Scott isn't happy that there's a need for his product, but, in the wake of Uvalde, he felt he needed to do something to save children. Although Scott may not be thrilled, he does see a good business opportunity.

There are currently two [school safe rooms] deployed and he hopes to grow the company quickly. "Our goal is to have a million classrooms in a year. That's what we want. There's three to five million classrooms around the United States."

Even if the price goes down with volume, this could certainly be a pretty lucrative business.  

Scott is relieved that the Alabama school is finding other uses for their safe room.

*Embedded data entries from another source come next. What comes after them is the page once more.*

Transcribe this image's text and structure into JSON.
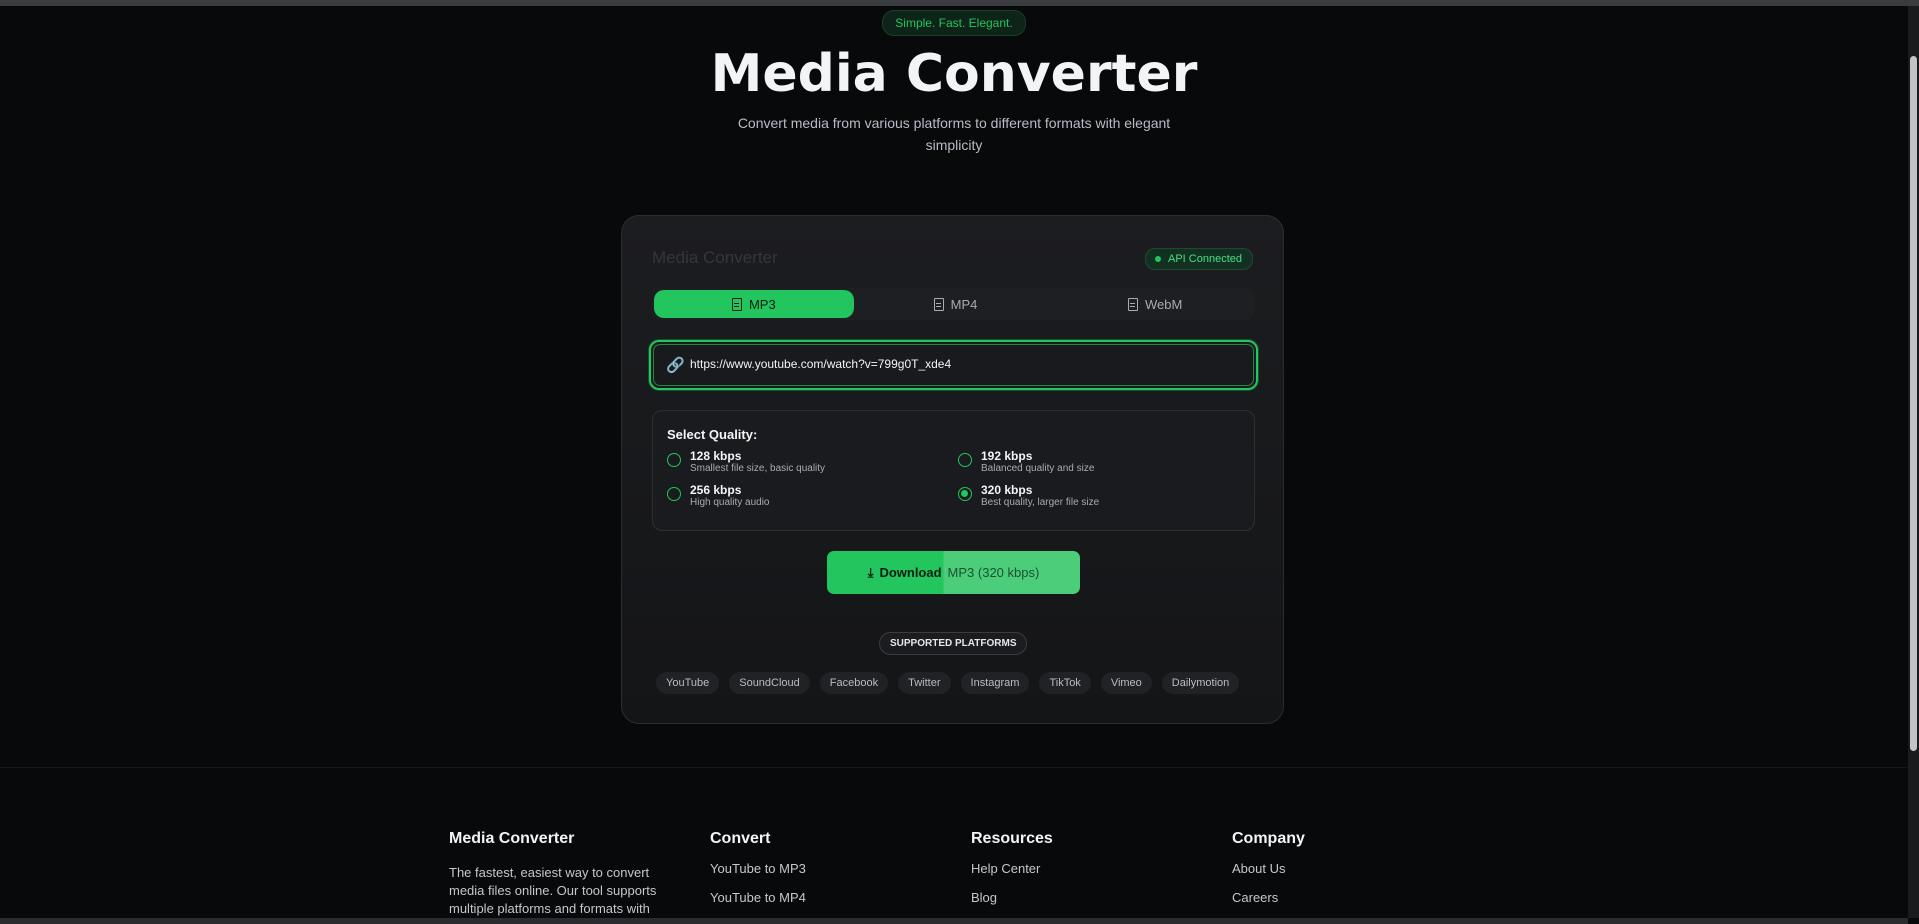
{
  "hero": {
    "tagline": "Simple. Fast. Elegant.",
    "title": "Media Converter",
    "subtitle": "Convert media from various platforms to different formats with elegant simplicity"
  },
  "card": {
    "title": "Media Converter",
    "api_status": "API Connected",
    "tabs": [
      {
        "label": "MP3",
        "icon": "file-icon",
        "active": true
      },
      {
        "label": "MP4",
        "icon": "file-icon",
        "active": false
      },
      {
        "label": "WebM",
        "icon": "file-icon",
        "active": false
      }
    ],
    "url_value": "https://www.youtube.com/watch?v=799g0T_xde4",
    "quality": {
      "label": "Select Quality:",
      "options": [
        {
          "name": "128 kbps",
          "desc": "Smallest file size, basic quality",
          "checked": false
        },
        {
          "name": "192 kbps",
          "desc": "Balanced quality and size",
          "checked": false
        },
        {
          "name": "256 kbps",
          "desc": "High quality audio",
          "checked": false
        },
        {
          "name": "320 kbps",
          "desc": "Best quality, larger file size",
          "checked": true
        }
      ]
    },
    "download": {
      "strong": "Download",
      "rest": "MP3 (320 kbps)"
    },
    "supported_label": "SUPPORTED PLATFORMS",
    "platforms": [
      "YouTube",
      "SoundCloud",
      "Facebook",
      "Twitter",
      "Instagram",
      "TikTok",
      "Vimeo",
      "Dailymotion"
    ]
  },
  "footer": {
    "about": {
      "title": "Media Converter",
      "desc": "The fastest, easiest way to convert media files online. Our tool supports multiple platforms and formats with"
    },
    "convert": {
      "title": "Convert",
      "links": [
        "YouTube to MP3",
        "YouTube to MP4"
      ]
    },
    "resources": {
      "title": "Resources",
      "links": [
        "Help Center",
        "Blog"
      ]
    },
    "company": {
      "title": "Company",
      "links": [
        "About Us",
        "Careers"
      ]
    }
  },
  "colors": {
    "accent": "#22c55e",
    "background": "#08090b",
    "card": "#1c1d20"
  }
}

"The teachers said the kids actually call it the 'Calm Zone,' and they actually call it the 'Calm Cottage' now. She [Alabama teacher] leaves hers deployed all the time and it is a reward system that she has put in her elementary class where, when the kids do good things, they get a good grade, they read all their stuff, they do all their homework, they get a little free time on Friday in the Calm Cottage," he said. "They can go in there and do free reading, play little table games and things like that. So it's actually had the exact opposite effect of what you and I would have thought before we had them implemented."

"That's been a blessing that I didn't see coming," he added.

Unfortunately, the blessing I don't see coming is the nation gathering the will to do something about the rampant, Wild West use of guns in this country. 

What we're doing to our children is ghastly, just ghastly.

1 comment:

Ellen said...

“Deploying” the Calm Cottage? Sickening. And another opportunity for someone to make money on the slaughter of children. Shameful.